Sleep is one of the basic needs that is crucial for physical and mental health. Sleep hygiene is the term used to describe healthy sleep habits or behaviors that can help improve the ability to fall asleep and stay asleep throughout the night. Establishing and practicing good sleep hygiene improves both the quality and quantity of sleep received each night. It also plays an important role in physical and mental health.
According to research, a person needs approximately 7 to 8 hours of sleep to regain daily energy and lead a healthy life. This may vary depending on a person's age, gender and job. Since sleep is a basic need, people with sleep disorders and sleep deprivation may experience a number of health problems. This situation, which can also negatively affect mental health, causes problems in terms of focus, attention, concentration and productivity.
Why is Sleep Hygiene Disrupted?
Sleep problems, which are common today, can be caused by many physical and psychological factors, and many health problems can occur as a result of insomnia. Psychological problems such as depression, anxiety and anxiety are often at the root of sleep disorders.
Sleep disorders or sleep problems that develop without a health problem can be eliminated with a set of measures called sleep hygiene. Behaviors and habits that disrupt sleep quality may include smoking, alcohol, excessive coffee and tea consumption. Therefore, you should avoid smoking and alcohol consumption and limit coffee and tea consumption.
How to Improve Sleep Quality?
If sleep problems are related to a mental or physical health problem, you should first consult a specialist doctor and treat the problem that causes this condition. In sleep disorders that are not associated with any health problem, individuals should adopt some behaviors and avoid some behaviors. Here are some items that will answer the question of how to improve sleep quality:
Creating a Sleep Pattern
The person should establish a sleep pattern and go to sleep and wake up at the same time every day. This can improve sleep quality. However, most people change their sleeping hours on days when there is a holiday the next day and do not sleep until late at night. However, this disrupts the sleep pattern and the person starts to have sleep problems.
Preparing a Good Sleep Environment
By preparing an ideal sleep environment, people can sleep more easily and prevent sleep problems that may occur. A good sleeping environment should be dark enough, quiet and at a comfortable temperature.

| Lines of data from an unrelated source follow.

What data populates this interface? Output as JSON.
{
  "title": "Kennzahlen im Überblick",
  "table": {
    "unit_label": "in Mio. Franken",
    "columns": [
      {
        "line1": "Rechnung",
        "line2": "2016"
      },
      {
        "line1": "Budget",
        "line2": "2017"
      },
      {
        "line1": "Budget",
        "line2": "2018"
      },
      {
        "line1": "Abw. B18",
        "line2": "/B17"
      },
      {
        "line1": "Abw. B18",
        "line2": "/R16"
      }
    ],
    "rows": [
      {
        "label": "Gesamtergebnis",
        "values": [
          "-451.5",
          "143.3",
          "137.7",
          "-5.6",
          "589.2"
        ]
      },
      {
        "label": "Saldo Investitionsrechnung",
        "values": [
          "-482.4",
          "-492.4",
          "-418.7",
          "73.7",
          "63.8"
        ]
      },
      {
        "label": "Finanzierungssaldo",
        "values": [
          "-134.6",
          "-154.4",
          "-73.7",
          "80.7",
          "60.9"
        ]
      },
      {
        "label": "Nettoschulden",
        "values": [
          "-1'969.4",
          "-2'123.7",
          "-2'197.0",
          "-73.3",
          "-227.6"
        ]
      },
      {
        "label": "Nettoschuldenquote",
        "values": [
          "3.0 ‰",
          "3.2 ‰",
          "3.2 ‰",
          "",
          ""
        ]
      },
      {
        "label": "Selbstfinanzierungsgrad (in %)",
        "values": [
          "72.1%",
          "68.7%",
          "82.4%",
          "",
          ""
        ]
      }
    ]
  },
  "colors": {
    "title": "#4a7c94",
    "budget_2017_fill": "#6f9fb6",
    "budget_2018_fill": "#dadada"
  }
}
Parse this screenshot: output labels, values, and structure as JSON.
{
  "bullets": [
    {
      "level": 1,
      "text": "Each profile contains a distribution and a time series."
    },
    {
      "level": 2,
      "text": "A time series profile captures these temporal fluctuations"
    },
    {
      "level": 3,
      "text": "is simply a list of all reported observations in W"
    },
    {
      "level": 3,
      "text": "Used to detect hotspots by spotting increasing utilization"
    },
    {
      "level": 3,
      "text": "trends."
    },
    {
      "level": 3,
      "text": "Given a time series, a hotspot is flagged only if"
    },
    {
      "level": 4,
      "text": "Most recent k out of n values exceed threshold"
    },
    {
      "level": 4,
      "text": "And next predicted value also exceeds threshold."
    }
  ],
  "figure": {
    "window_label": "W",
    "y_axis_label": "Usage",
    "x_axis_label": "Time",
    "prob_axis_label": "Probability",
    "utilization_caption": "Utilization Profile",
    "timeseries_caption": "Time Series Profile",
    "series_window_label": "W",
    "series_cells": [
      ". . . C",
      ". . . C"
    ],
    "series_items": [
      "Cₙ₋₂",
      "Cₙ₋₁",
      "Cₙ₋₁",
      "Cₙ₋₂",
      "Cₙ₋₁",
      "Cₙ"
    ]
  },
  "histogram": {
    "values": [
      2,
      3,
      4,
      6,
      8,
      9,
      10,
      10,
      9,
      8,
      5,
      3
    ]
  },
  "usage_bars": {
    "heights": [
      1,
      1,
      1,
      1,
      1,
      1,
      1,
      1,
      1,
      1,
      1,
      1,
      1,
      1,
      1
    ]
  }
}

Using the bed only as a sleeping tool
Using technological devices such as phones and computers, eating and reading in bed negatively affects sleep quality and prolongs the time it takes to fall asleep. To improve sleep quality, social and basic needs should be done outside the bed and the bed should only be used as a sleeping tool.
Regular Exercise
Research shows that people who exercise and play sports regularly sleep better and have better sleep quality than those who do not. However, intense exercise 2 hours before bedtime can cause sleep problems. For this reason, it is important that sports and exercise before bedtime should not be too intense and should be done about 3 hours before bedtime.
Creating a Nutrition Plan and Regular Nutrition
Irregular and unhealthy eating habits are among the factors that cause sleep problems. People who eat too much fat and carbohydrates during the day experience a sudden rise and fall in blood glucose levels. For this reason, it is recommended that people with sleep problems do not eat anything at least 2 or 3 hours before bedtime to ensure sleep hygiene and improve sleep quality. In addition, people with regular and balanced eating habits are less likely to experience risky conditions such as obesity.
Avoiding Smoking and Alcohol Consumption
Smoking and tobacco use are known to reduce sleep quality. These substances, which contain nicotine, have a stimulating effect and this effect negatively affects sleep quality. In addition, smokers suffer from respiratory diseases, asthma and cough, which can lead to sleep disturbances. In addition, alcohol consumption can cause brain activity to deteriorate and the sleep part of the brain not to work well. Therefore, avoiding the use of harmful substances is beneficial to protect both your physical and mental health.
Avoiding and Limiting Excessive Caffeine Consumption
Caffeine is a substance that has a stimulating effect on the body and prevents falling asleep. Drinks such as tea, coffee or soda, which do not cause any harm if consumed regularly, can cause sleep problems if consumed too much.
Reducing Stress Levels
People who are exposed to intense stress are observed to have some problems such as sleep disorders. People should reduce the factors that can cause stress in their lives and manage stress well. Since situations such as stress can lead to psychological problems, it is also important to get professional support in this regard.
Short and Long Term Consequences of Insufficient Sleep
Short-term consequences of sleep disturbance include increased stress, reduced quality of life, emotional distress, mood disorders and memory problems. When sleep disturbance becomes a long-term problem, hypertension, cardiovascular disease, dyslipidemia, weight-related problems, type 2 diabetes and gastrointestinal disorders may also occur.